Written by | Friday, December 13th, 2019
@Eubulletin

In unprecedented move, Nobel Peace Prize winner Aung San Suu Kyi has defended Myanmar generals at the International Court of Justice (ICJ) in The Hague over mass killings, rape and displacement of the Rohingya Muslim minority. The Gambia, a small West African country, filed the case at the ICJ, the United Nations’ highest court, alleging Myanmar violated the 1948 Convention on the Prevention and Punishment of the Crime of Genocide. “The Gambia has placed an incomplete and misleading picture of the factual situation in Rakhine state,” the former human rights icon said at the UN’s top court on Wednesday (11 December].
In her speech at ICJ that lasted about 30 minutes, Suu Kyi alleged the situation in Rakhine state was “complex” while admitting the Rohingya minority was “suffering” when many of them had to flee to safety in neighboring Bangladesh. Acknowledging that the Myanmar army may have at times used “disproportionate force”, she also argued that this fact did not prove the generals were trying to wipe out the minority group – “surely under the circumstances, genocidal intent cannot be the only hypothesis.” The Nobel Peace Price winner said Myanmar’s army was merely responding to attacks by Rohingya “militants” and armed local groups, such as the Arakan Rohingya Salvation Army (ARSA), referring to a bloody crackdown in 2017 as an “internal conflict”.
Suu Kyi, who was earlier hailed as a leading human rights icon for her fight against her country’s powerful military junta, has shocked critics and galvanized supporters at home by travelling personally to The Hague to head her country’s delegation.

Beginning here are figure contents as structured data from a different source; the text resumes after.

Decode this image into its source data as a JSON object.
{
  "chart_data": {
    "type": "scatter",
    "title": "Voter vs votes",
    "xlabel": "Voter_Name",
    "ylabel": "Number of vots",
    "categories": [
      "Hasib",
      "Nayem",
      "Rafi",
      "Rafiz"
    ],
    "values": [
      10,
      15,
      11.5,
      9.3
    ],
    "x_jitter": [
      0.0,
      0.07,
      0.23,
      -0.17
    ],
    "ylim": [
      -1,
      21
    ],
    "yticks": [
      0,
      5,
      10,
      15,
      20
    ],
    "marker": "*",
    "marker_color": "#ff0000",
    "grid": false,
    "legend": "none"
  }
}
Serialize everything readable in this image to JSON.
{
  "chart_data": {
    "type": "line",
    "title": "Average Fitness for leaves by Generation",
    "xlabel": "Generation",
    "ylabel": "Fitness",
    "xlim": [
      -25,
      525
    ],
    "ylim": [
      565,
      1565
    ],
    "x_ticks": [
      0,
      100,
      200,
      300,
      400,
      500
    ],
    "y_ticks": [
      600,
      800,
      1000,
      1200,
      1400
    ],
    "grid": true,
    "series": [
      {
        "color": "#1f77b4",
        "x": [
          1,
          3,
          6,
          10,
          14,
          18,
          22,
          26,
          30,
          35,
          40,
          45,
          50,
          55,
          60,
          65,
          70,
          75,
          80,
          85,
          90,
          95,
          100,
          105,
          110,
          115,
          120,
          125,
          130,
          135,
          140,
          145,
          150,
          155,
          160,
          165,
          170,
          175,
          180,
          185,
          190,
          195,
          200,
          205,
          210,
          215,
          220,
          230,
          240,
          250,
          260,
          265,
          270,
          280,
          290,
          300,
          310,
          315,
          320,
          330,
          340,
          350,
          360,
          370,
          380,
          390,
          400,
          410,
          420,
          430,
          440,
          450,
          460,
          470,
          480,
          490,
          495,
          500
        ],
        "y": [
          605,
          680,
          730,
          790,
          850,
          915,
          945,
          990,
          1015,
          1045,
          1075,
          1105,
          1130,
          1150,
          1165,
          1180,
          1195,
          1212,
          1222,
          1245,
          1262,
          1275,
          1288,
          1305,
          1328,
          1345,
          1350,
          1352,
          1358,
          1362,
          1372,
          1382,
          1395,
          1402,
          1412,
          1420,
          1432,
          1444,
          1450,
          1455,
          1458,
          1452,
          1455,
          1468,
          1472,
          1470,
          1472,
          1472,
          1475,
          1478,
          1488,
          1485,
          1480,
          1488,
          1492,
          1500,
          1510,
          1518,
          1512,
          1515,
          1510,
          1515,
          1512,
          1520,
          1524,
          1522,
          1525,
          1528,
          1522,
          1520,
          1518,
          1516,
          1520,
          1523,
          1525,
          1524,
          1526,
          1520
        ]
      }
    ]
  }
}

Referring to her appearance at ICJ as “one of history’s shocking moments”, Maung Zarni, a UK-based scholar and activist was abhorred at “Suu Kyi denying and dismissing credible findings of genocide of Rohingyas by Myanmar.” This member of Myanmar’s Buddhist majority who hails from a military family also said that “as a Burmese I am so ashamed and outraged at the same time by what I am about to hear – lies and deceptions.” The hearing concludes on Thursday (12 December), but a final judgement could take several years.